Verweerster heeft betwist dat de verzekerde patiënt bij toepassing van het max-max tarief een voorkeursbehandeling geniet. Volgens verweerster staat de mogelijkheid dat zorgaanbieders met verzekeraars tarieven afspreken tot 10% boven het reguliere maximumtarief er niet aan in de weg hoe een patiënt de bekostiging van zijn behandelingen regelt. De mogelijkheid van de max-max tarieven is nadrukkelijk bedoeld voor extra’s, zoals het meedoen aan een kwaliteitstraject of certificering van de praktijk. De reguliere maximumtarieven dekken alle kosten die nodig zijn om de zorg kwalitatief verantwoord te leveren en er is geen enkele reden om aan te nemen dat een verzekerde patiënt, wiens verzekeraar max-max tarieven heeft afgesproken, andere zorg krijgt dan een niet-verzekerde patiënt. Volgens verweerster ligt het eerder voor de hand dat niet-verzekerde patiënten profiteren van de extra’s die door de max-max tarieven zijn vergoed.

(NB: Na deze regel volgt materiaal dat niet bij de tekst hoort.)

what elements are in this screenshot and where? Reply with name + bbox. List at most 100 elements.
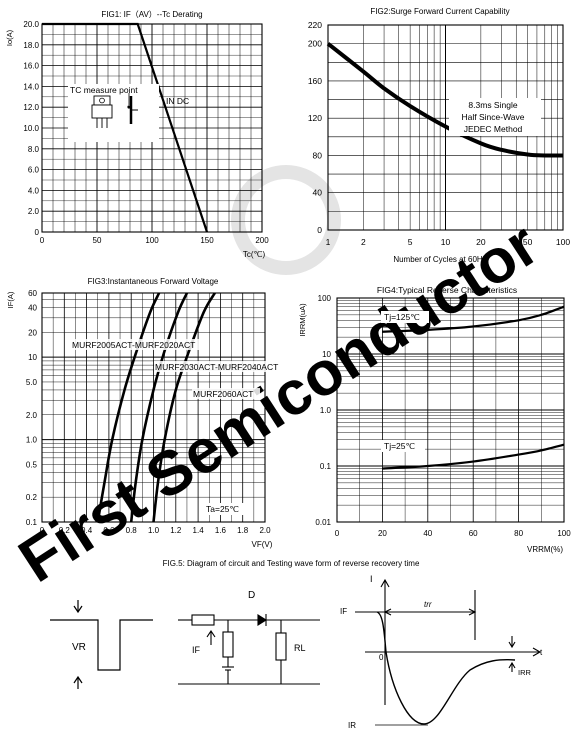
forward-curve xyxy=(152,292,216,523)
y-tick-label: 0.1 xyxy=(320,462,332,471)
derating-curve xyxy=(42,22,209,233)
chart-title: FIG3:Instantaneous Forward Voltage xyxy=(88,277,219,286)
irr-arrowhead-bottom xyxy=(508,661,516,669)
x-tick-label: 5 xyxy=(408,237,413,247)
y-tick-label: 5.0 xyxy=(26,378,38,387)
series-label: MURF2005ACT-MURF2020ACT xyxy=(72,340,195,350)
tc-measure-label: TC measure point xyxy=(70,85,138,95)
rl-label: RL xyxy=(294,643,306,653)
y-tick-label: 20.0 xyxy=(23,20,39,29)
y-tick-label: 100 xyxy=(318,294,332,303)
y-tick-label: 0 xyxy=(317,225,322,235)
forward-curve xyxy=(96,292,161,523)
x-tick-label: 0.6 xyxy=(103,526,115,535)
series-label: MURF2060ACT xyxy=(193,389,253,399)
x-tick-label: 100 xyxy=(557,529,571,538)
y-tick-label: 0.1 xyxy=(26,518,38,527)
x-tick-label: 1.4 xyxy=(193,526,205,535)
x-tick-label: 50 xyxy=(523,237,533,247)
y-tick-label: 10.0 xyxy=(23,124,39,133)
y-tick-label: 18.0 xyxy=(23,41,39,50)
vr-label: VR xyxy=(72,642,86,653)
label-background xyxy=(192,388,260,399)
label-background xyxy=(381,440,425,452)
y-tick-label: 0.5 xyxy=(26,460,38,469)
annotation-background xyxy=(449,98,541,136)
y-tick-label: 0.2 xyxy=(26,493,38,502)
plot-frame xyxy=(327,24,564,231)
x-tick-label: 40 xyxy=(423,529,432,538)
y-tick-label: 160 xyxy=(308,76,322,86)
x-axis-label: VRRM(%) xyxy=(527,545,563,554)
y-tick-label: 60 xyxy=(28,289,37,298)
y-tick-label: 20 xyxy=(28,328,37,337)
watermark-logo xyxy=(231,165,341,275)
y-axis-label: IRRM(uA) xyxy=(298,303,307,337)
recovery-waveform xyxy=(355,578,542,726)
y-tick-label: 16.0 xyxy=(23,62,39,71)
x-tick-label: 1.8 xyxy=(237,526,249,535)
test-circuit xyxy=(178,614,320,685)
y-axis-label: IF(A) xyxy=(6,291,15,308)
fig5-reverse-recovery-diagram: FIG.5: Diagram of circuit and Testing wa… xyxy=(50,559,543,730)
x-tick-label: 0 xyxy=(40,526,45,535)
x-tick-label: 1.2 xyxy=(170,526,182,535)
plot-frame xyxy=(41,23,263,233)
x-tick-label: 0 xyxy=(335,529,340,538)
y-tick-label: 14.0 xyxy=(23,82,39,91)
x-tick-label: 0 xyxy=(40,236,45,245)
chart-title: FIG1: IF（AV）--Tc Derating xyxy=(101,10,202,19)
irr-label: IRR xyxy=(518,668,532,677)
chart-fig3: 60 40 20 10 5.0 2.0 1.0 0.5 0.2 0.10 0.2 0.4 0.6 0.8 1… xyxy=(6,277,292,549)
y-tick-label: 200 xyxy=(308,39,322,49)
package-body xyxy=(91,104,113,119)
x-tick-label: 0.2 xyxy=(59,526,71,535)
reverse-curve xyxy=(382,305,565,333)
trr-arrow-right xyxy=(468,608,477,616)
shunt-resistor xyxy=(222,631,234,658)
y-axis-label: Io(A) xyxy=(5,29,14,46)
chart-fig4: 100 10 1.0 0.1 0.01 0 20 40 60 80 100 FIG4:Typical … xyxy=(298,285,571,554)
x-tick-label: 0.4 xyxy=(81,526,93,535)
label-background xyxy=(154,361,292,372)
trr-arrow-left xyxy=(383,608,392,616)
if-arrowhead xyxy=(206,630,216,638)
fig5-title: FIG.5: Diagram of circuit and Testing wa… xyxy=(163,559,420,568)
current-axis-label: I xyxy=(370,574,373,584)
measure-point-dot xyxy=(127,105,131,109)
package-hole xyxy=(99,97,105,104)
y-tick-label: 2.0 xyxy=(28,207,40,216)
x-axis-label: Tc(℃) xyxy=(243,250,266,259)
current-axis-arrow xyxy=(380,578,390,588)
origin-label: 0 xyxy=(379,653,384,662)
chart-title: FIG4:Typical Reverse Characteristics xyxy=(377,285,517,295)
y-tick-label: 40 xyxy=(313,188,323,198)
vr-arrowhead-bottom xyxy=(73,675,83,684)
x-tick-label: 150 xyxy=(200,236,214,245)
x-tick-label: 10 xyxy=(441,237,451,247)
y-tick-label: 120 xyxy=(308,113,322,123)
x-tick-label: 2 xyxy=(361,237,366,247)
y-tick-label: 8.0 xyxy=(28,145,40,154)
label-background xyxy=(200,503,248,515)
x-tick-label: 60 xyxy=(469,529,478,538)
x-tick-label: 1.0 xyxy=(148,526,160,535)
if-source-label: IF xyxy=(192,645,201,655)
x-tick-label: 100 xyxy=(556,237,570,247)
x-tick-label: 20 xyxy=(378,529,387,538)
reverse-curve xyxy=(382,443,565,470)
x-tick-label: 0.8 xyxy=(126,526,138,535)
ir-label: IR xyxy=(348,721,356,730)
y-tick-label: 12.0 xyxy=(23,103,39,112)
irr-arrowhead-top xyxy=(508,641,516,649)
series-label: Tj=25℃ xyxy=(384,441,415,451)
series-label: MURF2030ACT-MURF2040ACT xyxy=(155,362,278,372)
y-tick-label: 220 xyxy=(308,20,322,30)
vr-pulse-line xyxy=(50,619,153,671)
label-background xyxy=(381,311,429,323)
x-tick-label: 1.6 xyxy=(215,526,227,535)
load-resistor xyxy=(275,632,287,661)
vr-pulse-waveform xyxy=(50,600,153,689)
x-tick-label: 100 xyxy=(145,236,159,245)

13. Het College stelt vast dat appellant niet heeft onderbouwd dat de niet-verzekerde patiënt een andere behandeling ontvangt dan de verzekerde patiënt. Dat de toepassing van max-max tarieven zou leiden tot een voorkeursbehandeling voor verzekerde patiënten is niet gebleken. De beroepsgrond faalt.
14. Ten slotte heeft appellant in beroep aangevoerd dat het bestreden besluit getuigt van vooringenomenheid, aangezien verweerster keer op keer de kant kiest van de zorgverzekeraars doch zwaar stelling neemt tegen de tandheelkundige beroepsgroep. Ook is appellant van mening dat tijdens de hoorzitting ten onrechte van de zijde van verweerster de opmerking is gemaakt dat hij zijn bezwaren en zorgen met beroepsgroep ANT kan delen. Appellant acht dit ongepast en is van mening dat het lidmaatschap van een beroepsgroep niet het individuele recht kan beperken om op te komen tegen de onderhavige tariefbeschikking.

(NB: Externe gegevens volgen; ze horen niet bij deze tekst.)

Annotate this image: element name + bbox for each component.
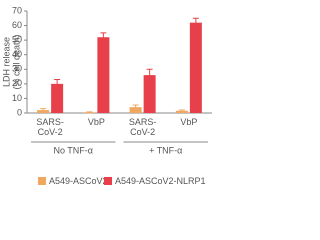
y-tick-label: 0 bbox=[17, 107, 22, 117]
x-tick-label: SARS-CoV-2 bbox=[36, 117, 64, 137]
error-bar bbox=[54, 78, 61, 89]
error-bar bbox=[86, 111, 93, 114]
x-tick-label-box: VbP bbox=[180, 117, 198, 127]
error-bar bbox=[100, 32, 107, 43]
y-tick-label: 20 bbox=[12, 78, 22, 88]
x-tick-label: VbP bbox=[180, 117, 198, 127]
legend-swatch bbox=[104, 177, 112, 185]
bar bbox=[189, 22, 202, 113]
bar bbox=[51, 83, 64, 113]
x-tick-label-box: SARS-CoV-2 bbox=[128, 117, 157, 137]
legend-label: A549-ASCoV2 bbox=[49, 176, 108, 186]
bar bbox=[97, 37, 110, 113]
y-axis-label: LDH release bbox=[1, 37, 11, 87]
x-tick-label-box: VbP bbox=[87, 117, 105, 127]
error-bar bbox=[132, 104, 139, 110]
y-tick-label: 60 bbox=[12, 20, 22, 30]
y-axis-label: (% cell death) bbox=[11, 34, 21, 89]
y-tick-label: 50 bbox=[12, 35, 22, 45]
bar bbox=[143, 75, 156, 113]
legend-swatch bbox=[38, 177, 46, 185]
legend-label: A549-ASCoV2-NLRP1 bbox=[115, 176, 206, 186]
y-tick-label: 10 bbox=[12, 93, 22, 103]
x-tick-label: VbP bbox=[87, 117, 105, 127]
y-tick-label: 70 bbox=[12, 5, 22, 15]
x-tick-label-box: SARS-CoV-2 bbox=[36, 117, 64, 137]
group-label: No TNF-α bbox=[53, 145, 93, 155]
bar bbox=[129, 107, 142, 113]
y-tick-label: 30 bbox=[12, 64, 22, 74]
error-bar bbox=[40, 108, 47, 113]
group-label: + TNF-α bbox=[149, 145, 182, 155]
y-tick-label: 40 bbox=[12, 49, 22, 59]
error-bar bbox=[146, 68, 153, 82]
error-bar bbox=[178, 109, 185, 113]
x-tick-label: SARS-CoV-2 bbox=[128, 117, 157, 137]
chart: LDH release (% cell death) 0 10 20 30 40 50 60… bbox=[1, 5, 212, 186]
error-bar bbox=[192, 17, 199, 28]
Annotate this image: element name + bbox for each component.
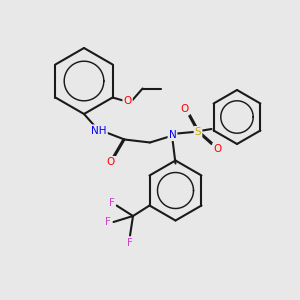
Text: N: N: [169, 130, 176, 140]
Text: F: F: [127, 238, 133, 248]
Text: O: O: [124, 95, 132, 106]
Text: O: O: [107, 157, 115, 167]
Text: NH: NH: [91, 125, 107, 136]
Text: O: O: [213, 143, 222, 154]
Text: O: O: [180, 104, 189, 115]
Text: S: S: [195, 127, 201, 137]
Text: F: F: [109, 197, 115, 208]
Text: F: F: [105, 217, 110, 227]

15. Het College is van oordeel dat uit het door appellant bestreden besluit niet blijkt van vooringenomenheid van verweerster. Verweerster heeft in het bestreden besluit gemotiveerd aangegeven waarom zij de bezwaren van appellant ongegrond heeft verklaard en deze motivering houdt in beroep stand. Uit het bestreden besluit blijkt niet dat verweerster, zoals appellant stelt, steeds ten onrechte de kant zou kiezen van de zorgverzekeraars.

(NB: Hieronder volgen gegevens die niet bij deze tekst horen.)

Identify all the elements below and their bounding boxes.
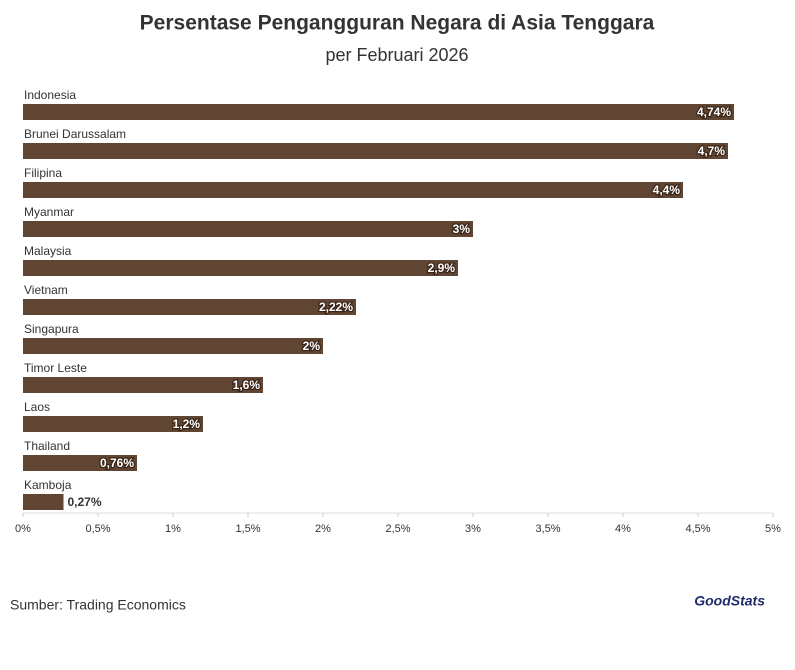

Ten aanzien van de beroepsgrond die verband houdt met de opmerking die verweerster tijdens de hoorzitting heeft gemaakt, overweegt het College dat uit het verslag van de hoorzitting slechts blijkt dat verweerster appellant heeft aangeraden om zijn bezwaren en zorgen óók met ANT te delen, zodat ANT, in de overleggen die regelmatig tussen verweerster en de diverse beroepsgroepen plaatsvinden, die opmerkingen kan meenemen. Die opmerking laat onverlet dat appellant rechtsmiddelen kan aanwenden tegen besluiten van verweerster. Rechtsmiddelen hebben echter alleen het gewenste effect als zij tot de conclusie leiden dat een besluit geheel of gedeeltelijk onrechtmatig is, terwijl bespreking van opmerkingen ook anderszins tot verandering kan leiden. Ook deze beroepsgrond slaagt niet.
16. Uit het voorgaande volgt dat het beroep ongegrond is. Voor een proceskostenveroordeling bestaat geen aanleiding.